One of the most triumphant series of events during the London Games began as one of the most controversial – and most awkward.
It started with South Korean fencer Shin A-Lam sitting on the fencing strip, sobbing uncontrollably after she lost a semifinal epee bout that would have advanced her to the gold-medal match.
Moments earlier Shin held priority - a tiebreak - over Germany’s Britta Heidermann when the clock was stopped at 0:01 in overtime. Neither woman had scored in extra session, but because Shin earned the final point during regulation, by rule she would win if the score remained when the clock ran out.
The match recommenced and both women scored simultaneous; offsetting touches. Play stopped but the clock remained at :01. The bout was restarted and again both women immediately scored simultaneous touches. The clock stayed at :01.
“We’re talking fractions of a second here – has the clock even started?” the TV announcer wondered aloud.
Play was started a third time, Heidermann landed a quick touch and the final second on the clock ran off.
Incredulous that the clock had not moved at all during the two previous actions, Shin’s coach immediately argued with the judges. After 25 minutes of deliberation, the judges awarded the bout to Heidermann.
That’s when the real drama began: Shin refused to leave the piste, the elevated platform where fencers fight, because, by rule, a fencer who leaves the piste accepts the judges’ ruling on a bout.
So Shin stayed. And stayed.
For nearly 70 minutes Shin sat alone on the piste, sobbing, the uncomfortable drama all the more intense for its surroundings: All that was illuminated in the darkened ExCel arena was the piste itself – luminously brilliant in white, red and green – and Shin, still in her crisp white jacket.
Eventually the judges denied a formal appeal from her coach, and Shin was forced to leave.

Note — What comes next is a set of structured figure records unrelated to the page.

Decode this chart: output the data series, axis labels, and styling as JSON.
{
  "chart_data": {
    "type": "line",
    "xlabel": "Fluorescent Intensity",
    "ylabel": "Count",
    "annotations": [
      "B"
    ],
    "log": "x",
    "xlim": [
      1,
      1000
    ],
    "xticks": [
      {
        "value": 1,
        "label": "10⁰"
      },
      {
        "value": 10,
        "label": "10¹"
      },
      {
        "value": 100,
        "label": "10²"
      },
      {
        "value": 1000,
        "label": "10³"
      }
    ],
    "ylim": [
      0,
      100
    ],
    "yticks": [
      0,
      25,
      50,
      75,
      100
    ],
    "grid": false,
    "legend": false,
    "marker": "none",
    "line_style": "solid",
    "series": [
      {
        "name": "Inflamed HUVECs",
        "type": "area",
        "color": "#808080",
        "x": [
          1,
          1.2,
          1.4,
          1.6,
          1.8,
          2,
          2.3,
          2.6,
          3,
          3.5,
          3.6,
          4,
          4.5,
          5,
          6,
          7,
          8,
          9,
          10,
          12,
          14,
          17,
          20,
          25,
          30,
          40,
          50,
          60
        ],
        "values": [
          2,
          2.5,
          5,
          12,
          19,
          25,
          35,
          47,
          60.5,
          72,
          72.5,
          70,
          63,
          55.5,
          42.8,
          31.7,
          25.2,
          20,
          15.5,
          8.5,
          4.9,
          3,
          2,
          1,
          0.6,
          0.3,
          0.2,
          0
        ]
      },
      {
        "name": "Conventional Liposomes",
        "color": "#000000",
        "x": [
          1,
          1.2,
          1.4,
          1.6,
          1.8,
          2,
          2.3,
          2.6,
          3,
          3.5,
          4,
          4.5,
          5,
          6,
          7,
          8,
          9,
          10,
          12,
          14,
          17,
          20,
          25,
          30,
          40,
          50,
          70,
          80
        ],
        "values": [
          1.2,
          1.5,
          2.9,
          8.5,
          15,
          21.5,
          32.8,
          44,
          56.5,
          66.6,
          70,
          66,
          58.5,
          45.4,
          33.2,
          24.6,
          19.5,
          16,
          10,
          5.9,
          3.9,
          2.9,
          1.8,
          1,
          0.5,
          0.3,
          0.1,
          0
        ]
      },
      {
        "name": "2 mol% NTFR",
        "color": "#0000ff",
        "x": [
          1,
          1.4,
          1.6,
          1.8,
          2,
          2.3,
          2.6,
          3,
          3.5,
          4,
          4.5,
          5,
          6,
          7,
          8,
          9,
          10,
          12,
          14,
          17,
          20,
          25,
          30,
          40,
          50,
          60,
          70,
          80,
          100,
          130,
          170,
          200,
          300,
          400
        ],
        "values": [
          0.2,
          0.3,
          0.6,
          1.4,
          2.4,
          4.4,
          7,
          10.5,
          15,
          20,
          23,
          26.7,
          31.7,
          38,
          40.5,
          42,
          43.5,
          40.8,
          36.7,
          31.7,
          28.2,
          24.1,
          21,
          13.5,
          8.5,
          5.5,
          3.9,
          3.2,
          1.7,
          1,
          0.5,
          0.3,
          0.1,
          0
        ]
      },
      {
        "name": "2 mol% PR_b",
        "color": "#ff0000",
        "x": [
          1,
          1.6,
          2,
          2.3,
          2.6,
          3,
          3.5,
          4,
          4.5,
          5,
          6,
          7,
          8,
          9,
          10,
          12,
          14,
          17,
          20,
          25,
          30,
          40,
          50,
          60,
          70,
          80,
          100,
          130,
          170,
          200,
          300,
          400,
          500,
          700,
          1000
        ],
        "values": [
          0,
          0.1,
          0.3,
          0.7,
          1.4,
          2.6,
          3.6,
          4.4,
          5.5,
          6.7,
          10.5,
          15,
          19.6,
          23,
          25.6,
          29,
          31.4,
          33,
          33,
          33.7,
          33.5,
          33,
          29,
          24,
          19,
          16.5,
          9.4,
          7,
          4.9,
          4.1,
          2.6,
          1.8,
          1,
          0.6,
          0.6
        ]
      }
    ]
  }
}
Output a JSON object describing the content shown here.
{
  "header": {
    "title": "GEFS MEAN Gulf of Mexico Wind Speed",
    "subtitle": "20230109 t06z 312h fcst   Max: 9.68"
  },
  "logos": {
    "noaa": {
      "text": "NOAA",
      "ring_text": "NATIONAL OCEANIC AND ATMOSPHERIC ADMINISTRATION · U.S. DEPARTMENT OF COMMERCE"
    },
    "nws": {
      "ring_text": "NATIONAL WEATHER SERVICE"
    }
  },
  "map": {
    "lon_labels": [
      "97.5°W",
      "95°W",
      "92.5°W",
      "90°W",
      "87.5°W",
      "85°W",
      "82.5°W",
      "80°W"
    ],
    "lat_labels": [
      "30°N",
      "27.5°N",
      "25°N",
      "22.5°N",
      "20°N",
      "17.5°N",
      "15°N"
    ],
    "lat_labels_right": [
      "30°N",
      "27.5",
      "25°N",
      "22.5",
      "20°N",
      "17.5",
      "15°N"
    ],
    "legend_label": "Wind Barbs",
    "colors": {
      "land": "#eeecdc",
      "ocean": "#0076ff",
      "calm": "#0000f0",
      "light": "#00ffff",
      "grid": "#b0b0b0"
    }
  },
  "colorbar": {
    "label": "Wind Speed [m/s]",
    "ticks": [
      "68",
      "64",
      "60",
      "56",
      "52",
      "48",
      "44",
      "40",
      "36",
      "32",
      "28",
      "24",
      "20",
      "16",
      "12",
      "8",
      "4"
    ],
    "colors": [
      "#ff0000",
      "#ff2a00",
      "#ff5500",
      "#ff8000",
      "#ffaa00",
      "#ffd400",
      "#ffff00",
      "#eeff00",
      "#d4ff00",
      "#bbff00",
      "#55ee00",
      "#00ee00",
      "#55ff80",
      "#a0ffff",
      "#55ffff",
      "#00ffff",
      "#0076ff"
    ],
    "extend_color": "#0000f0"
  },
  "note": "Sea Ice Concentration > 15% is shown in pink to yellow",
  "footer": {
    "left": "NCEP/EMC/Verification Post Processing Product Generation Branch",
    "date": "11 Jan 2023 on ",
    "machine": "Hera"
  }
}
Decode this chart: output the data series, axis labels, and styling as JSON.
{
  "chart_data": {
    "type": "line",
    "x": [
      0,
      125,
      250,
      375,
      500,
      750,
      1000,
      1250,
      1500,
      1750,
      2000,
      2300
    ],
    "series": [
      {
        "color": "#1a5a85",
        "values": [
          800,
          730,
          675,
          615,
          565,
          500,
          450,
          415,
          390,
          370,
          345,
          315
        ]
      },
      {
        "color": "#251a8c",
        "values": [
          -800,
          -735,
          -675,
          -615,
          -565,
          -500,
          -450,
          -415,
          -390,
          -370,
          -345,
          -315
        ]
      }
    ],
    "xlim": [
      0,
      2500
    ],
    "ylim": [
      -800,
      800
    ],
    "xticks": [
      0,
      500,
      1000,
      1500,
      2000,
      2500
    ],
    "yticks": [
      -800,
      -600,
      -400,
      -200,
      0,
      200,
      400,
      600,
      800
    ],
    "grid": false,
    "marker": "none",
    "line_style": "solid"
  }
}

After losing the bronze-medal match, Shin was offered a consolation medal from fencing’s governing body.
She didn’t think much of the offer.
“It does not make me feel better because it’s not an Olympic medal,” she told the Guardian. “I don’t accept the result because I believe it was a mistake.”
Robbed, as she saw it, of an individual medal and disdainful of a sympathy medal, Shin refused to leave London empty handed.
She didn’t. Five days later she and her South Korean teammates stormed to a silver medal triumph in the women’s team epee competition.
“I am really happy now,” she told the Associated Press. “My teammates and people back in [South] Korea gave me wonderful support this week.”